Per Curiam. ' Order reversed.
Lead Opinion
As this is the first case under chapter 196, Laws 1876-77, we have carefully considered it. The act makes an important change in the treatment of convicts sentenced to imprisonment (465) *312 in the county jails. It authorizes the county commissioners or such other county authorities therein as may be established by law, and also the mayor, etc., of cities and towns, under such rules and regulations as they may deem best, to provide for the employment of such convicts on the public streets and highways, on public works, "or other labor for individuals or corporations": Provided, that they shall not be detained longer than the term for which they are sentenced, and that the sums realized from hiring them out shall be applied to pay the fines and costs.

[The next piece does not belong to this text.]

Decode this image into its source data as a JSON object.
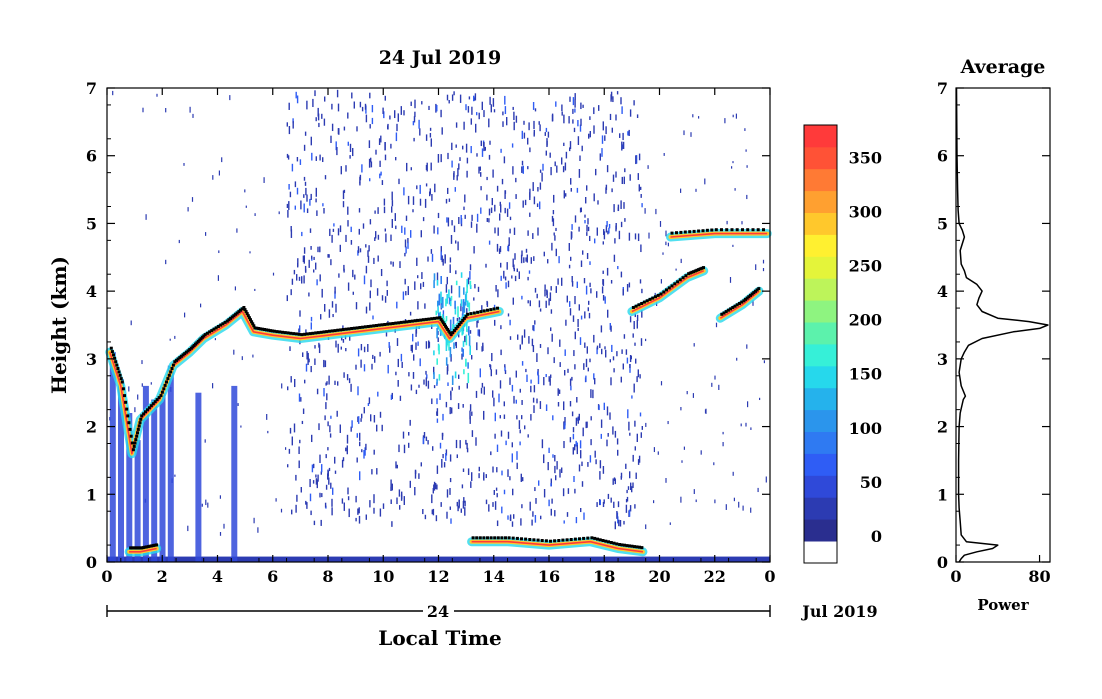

We need not notice the provisions in the subsequent sections of the act. It will occur at once that the act is not clear as to who shall make the regulations, and says nothing as to what is to be done in case the county commissioners, and the other county authorities, whoever they may be, and the mayor, etc., make different regulations. No question upon that, however, arises in this case, for here the county commissioners alone have acted.
At Spring Term, 1877, of Buncombe the defendant was convicted of fornication and adultery, and sentenced to be imprisoned for six months. After having been in prison for about two months, the county commissioners hired him out to his wife for the remaining four months of his term at $5 per month, requiring (or allowing) him to return to the jail every night. The wife gave what purports to be her bond (which the husband signs also), with two sureties, agreeing to pay the $5 per month, or at that rate for the time that Shaft might work. The proceeding seems to conform to the act, and it is not said to be irregular, except in that he was hired to his wife. On this point it is said that her contract was void. So it was; but her sureties were bound. Again it is said, that to permit the wife of a prisoner to hire him is (466) substantially to allow him to escape punishment. That may sometimes be so; and it may be so even when the person who hires him is not his wife. And, on the other hand, if the master be a harsh one, the service may be a severer punishment than simple imprisonment. But neither the Superior Court nor this Court can annul a hiring by the county commissioners because it is suggested that the master may be or is either too kind or too hard. The selection of the master is confided to the commissioners. The idea of the Attorney-General is, and perhaps that of the judge below was, that the punishment was evaded. But, considering thenature of the defendant's crime, it may be that the commissioners ingeniously devised to aggravate the punishment by arming his wife, in addition to the usual and acknowledged powers of a wife in such cases, with those of a master paying for his work, and entitled thereby to keep him in sight and hearing. In this view, the permission to return to the jail after sunset and remain until sunrise looks like a *313 merciful alleviation of what would otherwise have been a cruel and unusual punishment.
The actual effect of the act in the present case may be taken to be to commute imprisonment into the payment of $20, if the costs amount to so much. The Legislature may certainly do this if it thinks proper, and in many cases where the offense is petty, the propriety of doing so would be generally conceded. But it will be as generally conceded that there are cases in which the only adequate punishment is actual imprisonment. "Inarcta et salva custodia." The Legislature may see fit to amend the law by leaving it to the judge to say in his sentence whether the prisoner may be hired out or not, or by allowing the hiring only when the prisoner shall be in prison for nonpayment of a fine.
We think that the judge erred in undertaking to annul the action of the county commissioners, and his order to that effect must be reversed.